貴台は、大使就任に当たり、米国議会上院外交委員会公聴会やビデオメッセージにおいて、1978年の広島訪問を「心を大きく揺さぶられた。」「より良い平和な世界の実現に貢献したいと切に願うようになった。」と振り返られ、また、先日は就任後のお忙しい時期に長崎を訪問して下さるなど被爆地に特別な思いをお持ち下さっていることに感謝いたします。
同時に、御尊父・ケネディ大統領が、適切な判断でキューバ危機を回避された翌年、1963年にアメリカン大学で行われた演説「平和のための戦略」を深い敬意と共に思い起こしています。
この演説では、世界平和のために絶えず努力し続ける大切さを指摘するとともに、軍拡競争の停止は米国とソ連の共通利益とし、「相違があっても世界が平穏であり続けるように力を注ぐことができる。」と述べ、対話による核実験禁止条約の締結などを訴えられました。後に部分的核実験禁止条約の締結へと繋がったこの演説は、核軍縮・不拡散へと世界の流れを変える画期的なものとして、被爆地にも大きな勇気を与え、今も読み継がれています。

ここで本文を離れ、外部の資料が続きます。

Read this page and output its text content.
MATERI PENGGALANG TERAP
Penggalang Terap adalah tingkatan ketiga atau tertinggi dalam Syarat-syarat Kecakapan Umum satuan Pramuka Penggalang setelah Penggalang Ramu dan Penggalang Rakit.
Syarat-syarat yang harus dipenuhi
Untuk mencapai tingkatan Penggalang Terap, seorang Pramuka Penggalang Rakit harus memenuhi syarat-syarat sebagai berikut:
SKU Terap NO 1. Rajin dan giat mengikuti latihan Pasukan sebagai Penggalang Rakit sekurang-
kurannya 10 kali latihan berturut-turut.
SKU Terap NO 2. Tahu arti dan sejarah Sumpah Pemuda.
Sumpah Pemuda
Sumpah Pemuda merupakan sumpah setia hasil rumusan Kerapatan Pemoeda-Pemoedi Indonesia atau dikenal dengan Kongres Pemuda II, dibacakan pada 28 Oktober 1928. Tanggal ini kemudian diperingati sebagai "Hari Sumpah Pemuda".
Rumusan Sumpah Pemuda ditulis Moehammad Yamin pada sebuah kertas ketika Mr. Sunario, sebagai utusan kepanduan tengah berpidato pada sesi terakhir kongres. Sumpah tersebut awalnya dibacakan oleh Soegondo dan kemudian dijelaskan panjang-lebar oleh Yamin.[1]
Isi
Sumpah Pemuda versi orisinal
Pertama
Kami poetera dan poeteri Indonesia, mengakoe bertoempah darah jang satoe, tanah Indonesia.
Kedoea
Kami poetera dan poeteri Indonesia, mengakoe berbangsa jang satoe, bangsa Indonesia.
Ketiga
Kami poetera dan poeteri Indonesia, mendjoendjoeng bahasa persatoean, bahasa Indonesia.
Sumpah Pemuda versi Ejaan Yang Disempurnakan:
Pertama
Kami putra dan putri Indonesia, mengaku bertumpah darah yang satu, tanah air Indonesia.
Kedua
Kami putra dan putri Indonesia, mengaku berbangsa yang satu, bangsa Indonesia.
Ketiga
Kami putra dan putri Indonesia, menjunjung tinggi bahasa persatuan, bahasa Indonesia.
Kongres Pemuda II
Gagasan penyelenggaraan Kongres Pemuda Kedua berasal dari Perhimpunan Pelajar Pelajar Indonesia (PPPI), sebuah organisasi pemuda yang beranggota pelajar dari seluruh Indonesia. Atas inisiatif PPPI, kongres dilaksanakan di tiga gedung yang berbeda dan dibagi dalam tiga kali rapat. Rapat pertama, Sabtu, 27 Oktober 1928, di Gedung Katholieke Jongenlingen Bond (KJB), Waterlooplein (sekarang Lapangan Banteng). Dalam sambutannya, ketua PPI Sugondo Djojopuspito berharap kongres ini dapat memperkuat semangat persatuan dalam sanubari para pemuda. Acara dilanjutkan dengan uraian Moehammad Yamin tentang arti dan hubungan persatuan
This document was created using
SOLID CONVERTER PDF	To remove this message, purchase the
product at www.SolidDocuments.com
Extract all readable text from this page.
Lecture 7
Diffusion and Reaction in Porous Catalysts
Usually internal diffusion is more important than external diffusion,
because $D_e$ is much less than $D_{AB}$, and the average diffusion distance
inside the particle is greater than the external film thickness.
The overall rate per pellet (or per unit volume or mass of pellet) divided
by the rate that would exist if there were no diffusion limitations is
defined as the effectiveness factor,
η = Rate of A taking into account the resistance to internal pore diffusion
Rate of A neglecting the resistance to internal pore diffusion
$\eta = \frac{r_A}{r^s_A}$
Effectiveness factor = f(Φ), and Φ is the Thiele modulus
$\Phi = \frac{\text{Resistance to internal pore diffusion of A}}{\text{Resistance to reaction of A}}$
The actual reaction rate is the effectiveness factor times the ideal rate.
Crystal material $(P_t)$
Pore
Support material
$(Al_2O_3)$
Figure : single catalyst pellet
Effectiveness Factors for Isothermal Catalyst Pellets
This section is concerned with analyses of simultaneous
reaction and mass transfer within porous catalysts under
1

しかし、人類の進むべき道を指し示した御尊父の演説から半世紀を経て、未だ世界には1万7千発もの核兵器が存在しています。平均年齢が78歳を超えた被爆者は、放射線による後障害に苦しみながらも、今も世界の誰にも二度と核兵器による惨禍を体験させてはならないと自らの辛く苦しい体験を語り、核兵器廃絶を訴え続けています。ただ、ひたすらに「核兵器のない世界」の実現を願ってきた被爆地の市民にとって、世界平和を追求し続けた御尊父の思いを受け継ぐ、貴台の大使就任は大きな希望です。
貴台におかれましては、長崎を訪問していただきありがとうございました。次は是非とも早期に広島を訪問していただきますようお願いいたします。広島市民は35年前と同様に貴台を心から歓迎いたします。そして、日米両国の新たな架け橋として、ヒロシマ・ナガサキの思いを本国政府に伝え、オバマ大統領の被爆地訪問の実現に御尽力いただきたいと願っています。被爆地で直接、被爆の実相に触れていただければ、大統領が示された「核兵器のない世界」というゴールが間違いないものと確信できるはずです。そのうえで、核兵器廃絶へのゆるぎない決意を被爆地から世界へと発信していただきたいと思っています。
被爆地の市民は、これからも貴台及びオバマ大統領と共に「核兵器のない世界」を目指して取り組み続けてまいります。
末筆ながら、貴台のますますの御活躍と御健勝を心からお祈りいたします。